Claire Renor, a clinical co-ordinator for the programme, thinks of Careful Nursing as "a conscious, considered, deliberate and purposeful act requiring the combination of knowledge, skills and attitudes of the careful nurse". She delights in describing "carefully nursed moments" and observes that it enables graduates to name what they are doing and gives them a deep sense of satisfaction with their practice.

 

Wanganui Hospital: NetP students' use of Careful Nursing has so impressed the nursing leadership at this hospital that in the near future they plan to formerly implement Careful Nursing as the hospital's model of nursing. Located in the coastal city of Whanganui, 200 kilometres north of Wellington, the hospital serves the Whanganui District Health Board with a wide range of acute and primary health care services. The proactive nursing leadership and committed and imaginative nursing workforce will provide a great opportunity to further explore the effectiveness of Careful Nursing.

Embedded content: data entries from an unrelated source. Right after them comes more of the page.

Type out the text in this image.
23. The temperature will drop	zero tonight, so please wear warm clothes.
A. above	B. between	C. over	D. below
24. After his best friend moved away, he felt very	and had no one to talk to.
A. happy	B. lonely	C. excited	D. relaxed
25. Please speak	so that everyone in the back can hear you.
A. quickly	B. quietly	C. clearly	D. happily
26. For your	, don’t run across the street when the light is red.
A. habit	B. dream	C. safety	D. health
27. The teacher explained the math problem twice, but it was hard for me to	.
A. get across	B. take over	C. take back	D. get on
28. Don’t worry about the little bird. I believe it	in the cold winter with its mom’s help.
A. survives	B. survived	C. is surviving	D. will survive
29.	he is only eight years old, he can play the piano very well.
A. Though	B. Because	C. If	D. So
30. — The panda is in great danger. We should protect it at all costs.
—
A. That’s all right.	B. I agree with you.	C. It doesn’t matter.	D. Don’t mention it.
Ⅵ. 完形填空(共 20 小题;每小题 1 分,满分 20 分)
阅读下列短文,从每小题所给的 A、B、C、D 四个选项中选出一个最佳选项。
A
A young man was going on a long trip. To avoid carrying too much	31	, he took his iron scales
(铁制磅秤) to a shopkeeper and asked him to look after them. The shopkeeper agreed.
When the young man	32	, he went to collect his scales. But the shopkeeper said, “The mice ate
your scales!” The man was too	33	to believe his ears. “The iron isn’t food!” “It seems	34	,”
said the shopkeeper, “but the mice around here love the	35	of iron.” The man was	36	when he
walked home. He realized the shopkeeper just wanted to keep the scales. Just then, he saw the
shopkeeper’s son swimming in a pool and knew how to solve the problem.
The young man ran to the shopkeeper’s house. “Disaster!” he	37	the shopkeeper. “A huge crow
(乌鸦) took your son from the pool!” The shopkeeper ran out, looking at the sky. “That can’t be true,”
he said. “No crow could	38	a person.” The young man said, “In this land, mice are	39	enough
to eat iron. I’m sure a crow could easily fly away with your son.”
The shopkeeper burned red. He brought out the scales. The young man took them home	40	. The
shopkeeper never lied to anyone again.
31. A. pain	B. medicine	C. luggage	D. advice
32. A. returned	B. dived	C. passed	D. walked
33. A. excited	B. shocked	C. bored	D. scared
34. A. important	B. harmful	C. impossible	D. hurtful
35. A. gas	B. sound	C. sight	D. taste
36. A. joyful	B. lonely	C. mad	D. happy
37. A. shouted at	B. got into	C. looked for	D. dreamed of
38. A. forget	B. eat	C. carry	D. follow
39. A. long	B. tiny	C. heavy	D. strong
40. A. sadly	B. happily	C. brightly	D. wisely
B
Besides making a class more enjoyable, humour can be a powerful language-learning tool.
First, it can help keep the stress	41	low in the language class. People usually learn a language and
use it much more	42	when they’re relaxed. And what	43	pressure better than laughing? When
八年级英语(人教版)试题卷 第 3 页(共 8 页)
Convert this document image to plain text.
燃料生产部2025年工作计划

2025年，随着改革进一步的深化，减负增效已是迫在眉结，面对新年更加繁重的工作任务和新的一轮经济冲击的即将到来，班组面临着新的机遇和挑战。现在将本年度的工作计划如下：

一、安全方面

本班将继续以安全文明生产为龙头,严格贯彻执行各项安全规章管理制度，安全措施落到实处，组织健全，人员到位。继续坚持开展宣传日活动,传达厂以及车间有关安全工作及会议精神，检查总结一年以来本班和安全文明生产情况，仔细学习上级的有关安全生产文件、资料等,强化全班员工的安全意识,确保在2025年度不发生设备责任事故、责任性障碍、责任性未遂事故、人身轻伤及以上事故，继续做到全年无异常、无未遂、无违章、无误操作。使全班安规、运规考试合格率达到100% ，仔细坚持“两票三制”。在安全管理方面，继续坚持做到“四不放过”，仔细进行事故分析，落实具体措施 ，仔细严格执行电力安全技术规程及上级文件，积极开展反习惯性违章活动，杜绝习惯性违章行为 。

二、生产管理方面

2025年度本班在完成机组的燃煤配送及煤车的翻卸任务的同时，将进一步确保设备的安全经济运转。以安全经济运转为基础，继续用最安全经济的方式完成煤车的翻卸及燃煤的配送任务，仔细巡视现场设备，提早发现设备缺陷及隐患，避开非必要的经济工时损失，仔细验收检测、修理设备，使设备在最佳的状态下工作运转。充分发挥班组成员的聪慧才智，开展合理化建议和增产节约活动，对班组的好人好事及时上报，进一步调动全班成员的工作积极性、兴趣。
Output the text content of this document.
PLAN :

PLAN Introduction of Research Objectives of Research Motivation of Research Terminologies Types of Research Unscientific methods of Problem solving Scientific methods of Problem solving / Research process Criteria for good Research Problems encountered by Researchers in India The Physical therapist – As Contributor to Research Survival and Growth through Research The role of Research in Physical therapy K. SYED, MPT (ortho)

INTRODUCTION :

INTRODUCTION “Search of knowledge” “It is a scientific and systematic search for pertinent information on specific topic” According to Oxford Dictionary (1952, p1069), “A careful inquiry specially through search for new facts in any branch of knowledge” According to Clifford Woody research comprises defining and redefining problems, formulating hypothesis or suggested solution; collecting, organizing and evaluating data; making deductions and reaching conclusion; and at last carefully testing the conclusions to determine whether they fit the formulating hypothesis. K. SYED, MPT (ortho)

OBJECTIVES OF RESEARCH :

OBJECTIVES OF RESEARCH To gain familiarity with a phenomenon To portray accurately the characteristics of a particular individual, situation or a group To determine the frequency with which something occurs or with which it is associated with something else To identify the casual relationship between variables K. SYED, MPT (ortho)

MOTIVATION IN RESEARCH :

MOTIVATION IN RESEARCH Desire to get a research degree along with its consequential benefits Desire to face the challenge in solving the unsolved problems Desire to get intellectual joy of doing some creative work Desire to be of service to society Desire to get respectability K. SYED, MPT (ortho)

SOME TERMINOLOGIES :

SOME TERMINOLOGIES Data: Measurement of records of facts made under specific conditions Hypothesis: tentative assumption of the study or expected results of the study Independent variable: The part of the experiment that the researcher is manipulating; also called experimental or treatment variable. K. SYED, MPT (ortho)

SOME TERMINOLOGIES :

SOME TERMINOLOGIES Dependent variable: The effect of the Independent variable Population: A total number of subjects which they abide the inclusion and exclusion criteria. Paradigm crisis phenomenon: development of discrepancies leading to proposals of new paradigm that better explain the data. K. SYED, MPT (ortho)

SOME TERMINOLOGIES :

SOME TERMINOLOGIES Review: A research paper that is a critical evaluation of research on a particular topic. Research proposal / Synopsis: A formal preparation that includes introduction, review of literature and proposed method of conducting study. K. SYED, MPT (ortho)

New Zealand College of Primary Health Care Nurses Conference Features Careful Nursing

This dynamic college of the New Zealand Nurses Organisation bought together 260

 nurses from around the country for its annual conference in Wellington at Te Papa, New Zealand's national museum, from August 15th – 17th. The Nelson-based organising committee (photo) titled the conference 'Nurses Live Better, Laugh Sooner, Care More', and surely the wit and imaginativeness of the organising committee was everywhere evident: Te Papa rang with laughter.

The range of invited papers included one on 'The Careful Nursing Philosophy and Professional Practice Model'. It was well received and participants responded with questions about the practicalities of implementing the model, its inclusion of standardised nursing languages and evidence of its effectiveness. A paper related to the Careful Nursing concept of nurses' care for themselves and one another was also presented, 'The Virtue of Friendship: Nurses' Care for Themselves and One Another'. In this paper it was suggested that the virtue theories of Aristotle and Thomas Aquinas could be drawn upon to help nurses care for themselves and one another.

New Zealand Nurses and Careful Nursing

Many nurses in New Zealand take an interest in Careful Nursing and their interest is as vibrant as their country. They have already contributed much to the development of Careful Nursing and surely will continue to do so.